Chris Turnier is perhaps in love without realizing it. “I personally think they are a fascinating fish. I love watching them flash each other with their subtly colored dorsal fin…they usually cruise around as temporary pairs, annoying each other with signals from their 1st dorsal fin spike… It probably takes a true reef geek (like all of us), to love a fish like this, lol. If you just take a quick glance at a reef system that they inhabit you most certainly will miss them.”
Indeed, the Little Sand Dragonet could be your next hidden gem. It also sounds like you could try to get a male female pair if Sustainable can supply them, and perhaps better still, a small group might do well on a sandy bottom, so you can watch the complex social interactions that Chris described.
For the fish breeders out there, take note. These, like all Dragonets, should be sexually dimorphic – Turnier believes that the males may have longer dorsal rays than the possible females in their group. And since all the easily obtainable species firsts for Dragonets have been snatched up, anyone looking to be the first to breed a species that no one before them has done, well, here’s a Dragonet that assuredly, no one has spawned and reared yet!
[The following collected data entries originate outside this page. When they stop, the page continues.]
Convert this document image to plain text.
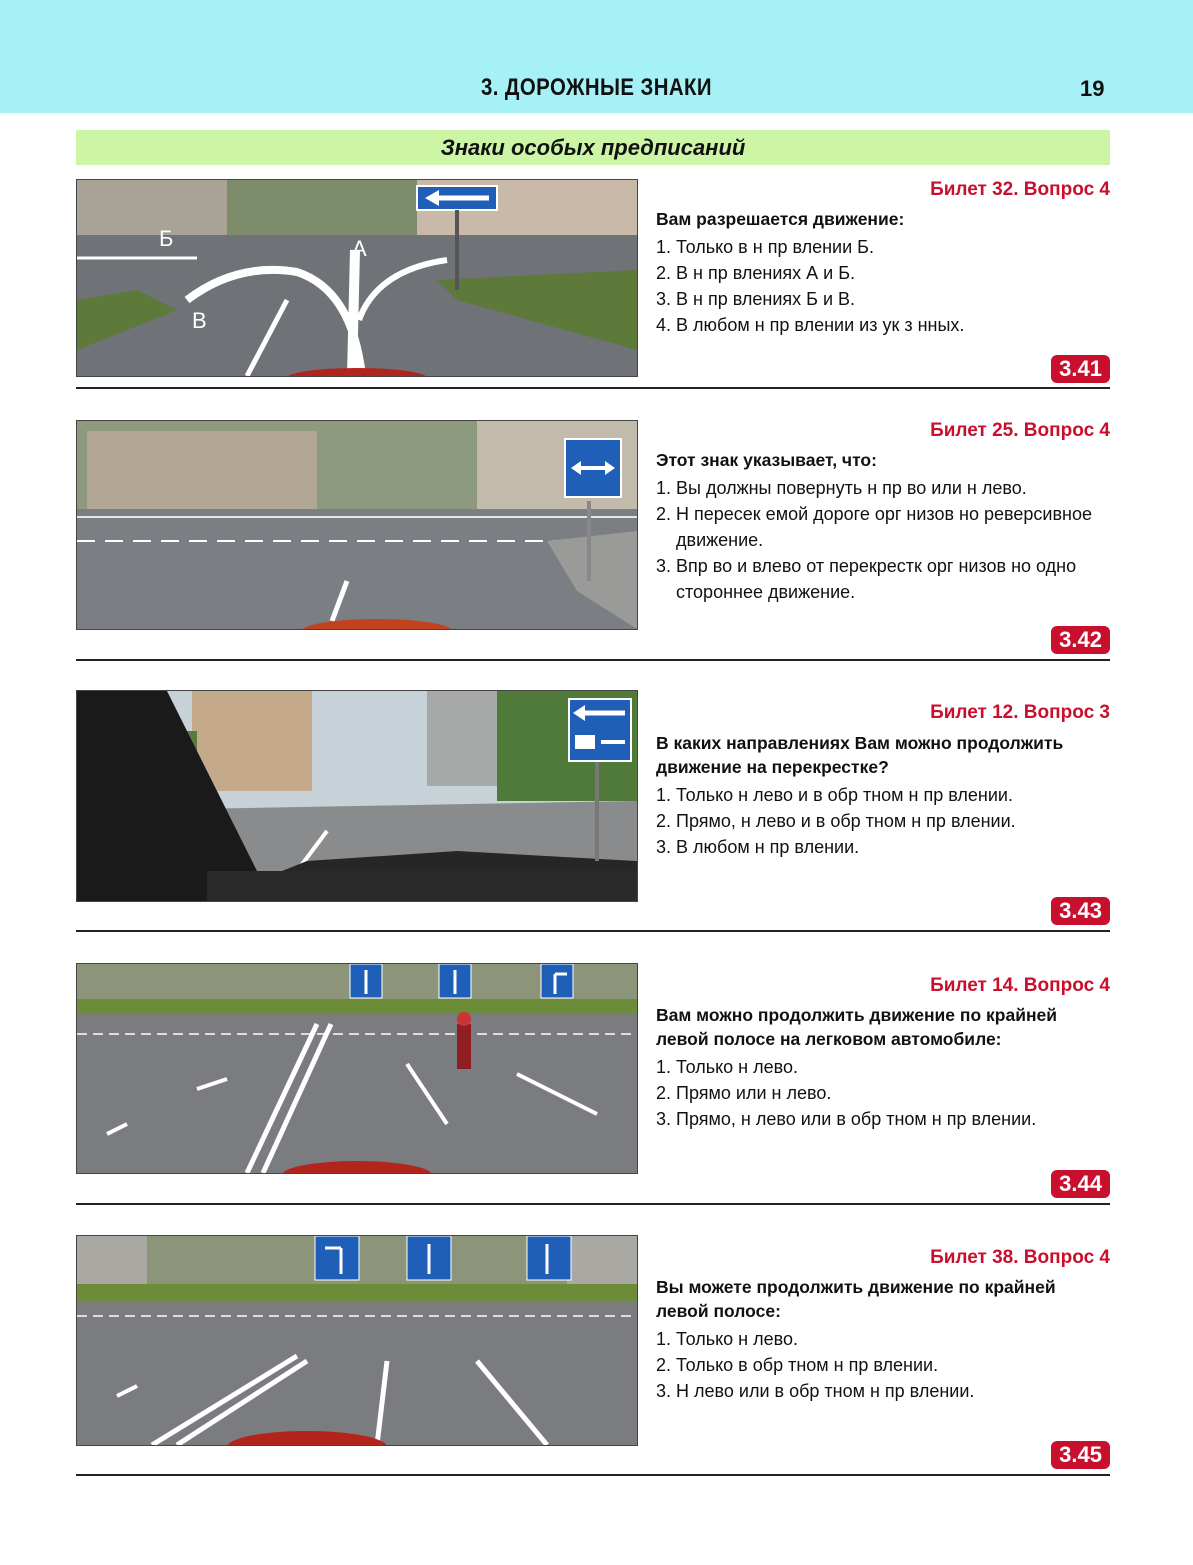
3. ДОРОЖНЫЕ ЗНАКИ	19
Знаки особых предписаний
Б	А
В
Билет 32. Вопрос 4
Вам разрешается движение:
1. Только в н пр влении Б.
2. В н пр влениях А и Б.
3. В н пр влениях Б и В.
4. В любом н пр влении из ук з нных.
3.41
Билет 25. Вопрос 4
Этот знак указывает, что:
1. Вы должны повернуть н пр во или н лево.
2. Н пересек емой дороге орг низов но реверсивное движение.
3. Впр во и влево от перекрестк орг низов но одно стороннее движение.
3.42
Билет 12. Вопрос 3
В каких направлениях Вам можно продолжить движение на перекрестке?
1. Только н лево и в обр тном н пр влении.
2. Прямо, н лево и в обр тном н пр влении.
3. В любом н пр влении.
3.43
Билет 14. Вопрос 4
Вам можно продолжить движение по крайней левой полосе на легковом автомобиле:
1. Только н лево.
2. Прямо или н лево.
3. Прямо, н лево или в обр тном н пр влении.
3.44
Билет 38. Вопрос 4
Вы можете продолжить движение по крайней левой полосе:
1. Только н лево.
2. Только в обр тном н пр влении.
3. Н лево или в обр тном н пр влении.
3.45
Although be on notice – Dr. Matthew L. Witterich is the first to crack a Calliomynus species, with the Lancer Dragonet – C. bairdi – being bred just last year (2011). You might just have some competition!
UPDATE – not even 24 hours after this Reef Builders release, Dr. Wittenrich has to spoil all the fun – he informed us that the species first has already been claimed…by researchers in Japan! See their story in the journal article “Larval and juvenile development of the dragonet, Paradiplogrammus enneactis , reared in a laboratory” – back in 1997! Small technical debate point…they only let them grow to 35 days based on the abstract; some of those “successes” of mine I call “near successes”. Maybe there’s some wiggle room, although the foundation is definitely there!